To form the habit of letting go, like any other habit, we need to cultivate a trigger, a reminder. The reminder to let go is the uncomfortable feeling of being identified, of being caught, of being under the control of some attachment, of not being free. The practice of letting go, helps us acquire the taste of identification, attachment. Then when we notice that bitter taste, it is our signal to let go. And when we follow through with actually letting go in that instance, we form and strengthen this spiritual habit of freedom.

Rather than attempt to let go of all our attachments, we start with one and build up. Maybe you love to complain and see that you are identified when you do complain and choose to work on letting of complaining. Then whenever you notice that you are about to complain, you check yourself. You turn that energy toward relaxing, physically, mentally, and emotionally in that moment. You let the impulse to complain be there and fade away of its own accord and in its own time. You do this without complaining, outwardly at first, and when you can, you even let go of the thoughts of complaint. You see them and let them be, but you do not buy into them. Those are just thoughts, they are not you.
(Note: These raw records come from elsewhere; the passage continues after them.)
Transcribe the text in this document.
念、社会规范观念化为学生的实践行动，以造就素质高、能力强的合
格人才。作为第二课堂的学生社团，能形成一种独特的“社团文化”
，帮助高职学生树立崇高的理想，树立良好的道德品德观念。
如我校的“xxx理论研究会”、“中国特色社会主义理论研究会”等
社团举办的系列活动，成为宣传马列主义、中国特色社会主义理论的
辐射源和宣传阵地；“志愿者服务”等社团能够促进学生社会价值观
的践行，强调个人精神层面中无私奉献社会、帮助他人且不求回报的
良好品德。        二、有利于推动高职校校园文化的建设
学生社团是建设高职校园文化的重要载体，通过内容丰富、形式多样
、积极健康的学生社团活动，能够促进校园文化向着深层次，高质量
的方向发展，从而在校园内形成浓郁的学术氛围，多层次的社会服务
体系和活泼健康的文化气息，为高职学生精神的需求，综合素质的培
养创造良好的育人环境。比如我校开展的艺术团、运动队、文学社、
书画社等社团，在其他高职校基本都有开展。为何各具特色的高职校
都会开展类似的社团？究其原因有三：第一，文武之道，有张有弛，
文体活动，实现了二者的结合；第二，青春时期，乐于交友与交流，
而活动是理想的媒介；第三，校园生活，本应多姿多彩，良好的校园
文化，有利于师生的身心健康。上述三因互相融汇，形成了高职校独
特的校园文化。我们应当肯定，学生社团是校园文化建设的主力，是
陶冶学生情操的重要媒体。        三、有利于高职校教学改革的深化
Mindfulness meditation is an excellent training for letting go. We sit and allow all things to be as they are, without imposing our will to change our inner state. We let the thoughts come and go, as well as the sounds, the sensations, the images, impulses, and emotions. Whatever arises, we let it be and we let it pass on its own. We just sit and be. All these inner events vying for our attention, gradually settle down when we refuse to engage with them. And it leaves us in the freedom of pure awareness; a freedom that carries over into the natural joy of living.

For this week, cultivate the spiritual habit of letting go.